O intrincado número de empresas de fachada abertas por Alexandre Bourgeois, marido de Verônica Serra, filha de José Serra e sócia de Verônica Dantas, irmã do banqueiro Daniel Dantas, é parte dom submundo do crime organizado pelos homens do colarinho branco que nós, pobres mortais pagantes de impostos e extorquidos por juros altíssimos sequer imaginamos. As empresas camaleão de Bourgeois e as Verônicas (Serra e Dantas) são acompanhadas de perto neste capítulo. Ricardo Sérgio de Oliveira, braço direito de FHC e Serra na arrecadação de fundos para as campanhas dos dois tucanos de alta plumagem também faz parte deste capítulo. Ah! Verônica Serra internou no Brasil R$ 10 milhões via sua offshore Decidir Internacional Limited. Imaginação para a escolha de nomes para estas empresas não falta: Obix Capital S. C. Ltda, Lutece Investimento e Gestão de Recursos Ltda. Os nomes só sevem para enganar e confundir os investigadores, mas são tudo uma coisa só. Mais 10 páginas de documentos contam a história das empresas de Alexandre Bourgeois, genro de José Serra, no Brasil e nos paraísos caribenhos.

CAPÍTULO 13 – O indiciamento de Verônica Serra

O livro revela que Verônica Serra, filha do ex-presidenciável José Serra, que ainda pelo osso com o senador Aécio Neves, foi indiciada pela Polícia Federal em 2003 por quebra de sigilo bancário de 60 milhões de brasileiros, em janeiro de 2001, nos estertores do governo FHC, após sua empresa assinar contrato com o Banco do Brasil. Com base em informações da Folha de S. Paulo, o então presidente da Câmara Federal, ex-deputado Michel Temer, solicitou ao presidente do Banco Central, Armínio Fraga, que investigasse o caso. E pensar que Serra tentou imputar a um improvável grupo de inteligência da candidata Dilma Rousseff, na eleição presidencial de 2010, a quebra de sigilo fiscal de sua filha Verônica Serra, quando foi ela a autora da traquinagem em 2001, ao quebrar o sigilo bancário de 60 milhões de correntistas brasileiros. O capítulo é encerrado com a divulgação de mais 7 páginas de documentos comprovando as denúncias de Amaury Ribeiro Jr.

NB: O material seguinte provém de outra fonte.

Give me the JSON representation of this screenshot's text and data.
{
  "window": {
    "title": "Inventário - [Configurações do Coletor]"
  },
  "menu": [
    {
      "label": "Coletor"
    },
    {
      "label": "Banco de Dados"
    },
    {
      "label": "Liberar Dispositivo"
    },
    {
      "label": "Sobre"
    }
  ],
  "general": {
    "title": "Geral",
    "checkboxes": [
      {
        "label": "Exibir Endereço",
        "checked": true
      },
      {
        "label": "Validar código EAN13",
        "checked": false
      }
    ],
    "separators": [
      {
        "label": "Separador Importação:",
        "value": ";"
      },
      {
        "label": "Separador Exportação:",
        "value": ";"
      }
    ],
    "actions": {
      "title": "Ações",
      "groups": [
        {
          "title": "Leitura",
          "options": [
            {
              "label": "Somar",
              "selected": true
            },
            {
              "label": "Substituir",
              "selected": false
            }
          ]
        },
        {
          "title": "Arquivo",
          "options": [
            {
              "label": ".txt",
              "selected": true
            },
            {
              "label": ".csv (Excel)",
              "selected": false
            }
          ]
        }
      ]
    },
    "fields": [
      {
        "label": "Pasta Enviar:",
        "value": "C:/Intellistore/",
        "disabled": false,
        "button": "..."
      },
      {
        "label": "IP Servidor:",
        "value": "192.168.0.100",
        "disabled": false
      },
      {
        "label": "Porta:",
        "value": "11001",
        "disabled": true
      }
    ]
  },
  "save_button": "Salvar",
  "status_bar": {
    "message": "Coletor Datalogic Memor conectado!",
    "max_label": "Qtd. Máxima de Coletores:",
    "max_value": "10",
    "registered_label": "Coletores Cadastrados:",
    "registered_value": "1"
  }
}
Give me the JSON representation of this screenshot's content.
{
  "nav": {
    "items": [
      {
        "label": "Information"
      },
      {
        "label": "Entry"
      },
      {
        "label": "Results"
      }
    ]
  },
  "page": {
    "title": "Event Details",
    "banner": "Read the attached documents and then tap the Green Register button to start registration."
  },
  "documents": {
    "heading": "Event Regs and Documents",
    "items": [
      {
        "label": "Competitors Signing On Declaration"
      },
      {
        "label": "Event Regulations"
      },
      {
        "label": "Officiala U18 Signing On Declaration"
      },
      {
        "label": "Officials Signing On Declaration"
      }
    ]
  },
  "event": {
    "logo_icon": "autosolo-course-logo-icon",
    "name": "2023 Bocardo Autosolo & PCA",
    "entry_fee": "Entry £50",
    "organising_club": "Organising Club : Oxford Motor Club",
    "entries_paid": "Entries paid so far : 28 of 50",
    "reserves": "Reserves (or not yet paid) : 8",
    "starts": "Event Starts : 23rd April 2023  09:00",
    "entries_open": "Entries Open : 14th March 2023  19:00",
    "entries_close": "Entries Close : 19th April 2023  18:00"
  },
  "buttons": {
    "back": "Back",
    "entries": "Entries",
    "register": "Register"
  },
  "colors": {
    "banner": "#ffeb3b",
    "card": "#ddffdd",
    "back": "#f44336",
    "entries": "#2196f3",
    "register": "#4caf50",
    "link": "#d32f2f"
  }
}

CAPÍTULO 14 – Quando o autor vira personagem

O jornalista Amaury Ribeiro Jr dá sua versão à investigação da Polícia Federal sobre a quebra de sigilo fiscal e a tentativa dos policiais de convencê-lo a fazer delação premiada. O jornalista afirma que não aceitou. Os fatos teriam ocorrido no final de outubro de 2010, poucos dias antes do segundo turno das eleições presidenciais. OBS: Lembro-me que cancelei a assinatura que tinha da Folha de S. Paulo por pura intuição. Para mim, a informação da quebra de sigilo fiscal e as matérias que vi no Jornal Nacional me cheiravam a maracutaia para derrotar a candidata Dilma Rousseff. A partir daquela data deixei de ler a Folha e de assistir ao Jornal Nacional para me poupar da calhordice da mídia golpista que, nesta semana, deu espaço para FHC reclamar que está sendo vítima de denúncias infames e que o jornalista foi indiciado pela PF. FHC não respondeu a nenhuma das denúncias contidas no livro. Demonstrou a lógica do PSDB, aprendida pelos tucanos menores de Taubaté: tergiversar e desqualificar o denunciante, sem responder às acusações.

15 – CAPÍTULO 15 – Os vazamentos no “bunker” do Lago Sul

No capítulo final do livro, Amaury Ribeiro Jr. revela que foi chamado para trabalhar no escritório de comunicação da campanha da candidata Dilma Rousseff. Afirma que sua contratação era para encontrar quem pudesse estancar os vazamentos de detalhes sobre a campanha de Dilma. Ribeiro Jr. cita o deputado estadual Rui Falcão, hoje presidente nacional do PT, como um dos responsáveis por vazar para a imprensa informações sobre a campanha de Dilma junto com o ex-ministro Antonio Palocci, tudo para prejudicar o ex-prefeito de Belo Horizonte, Fernando Pimentel, amigo pessoal da presidenta Dilma Rousseff. Após a leitura de A Privataria Tucana, creio que o hoje ministro do Desenvolvimento de Dilma continua sendo vítima de espiões petistas – é só ler o noticiário na mídia golpista.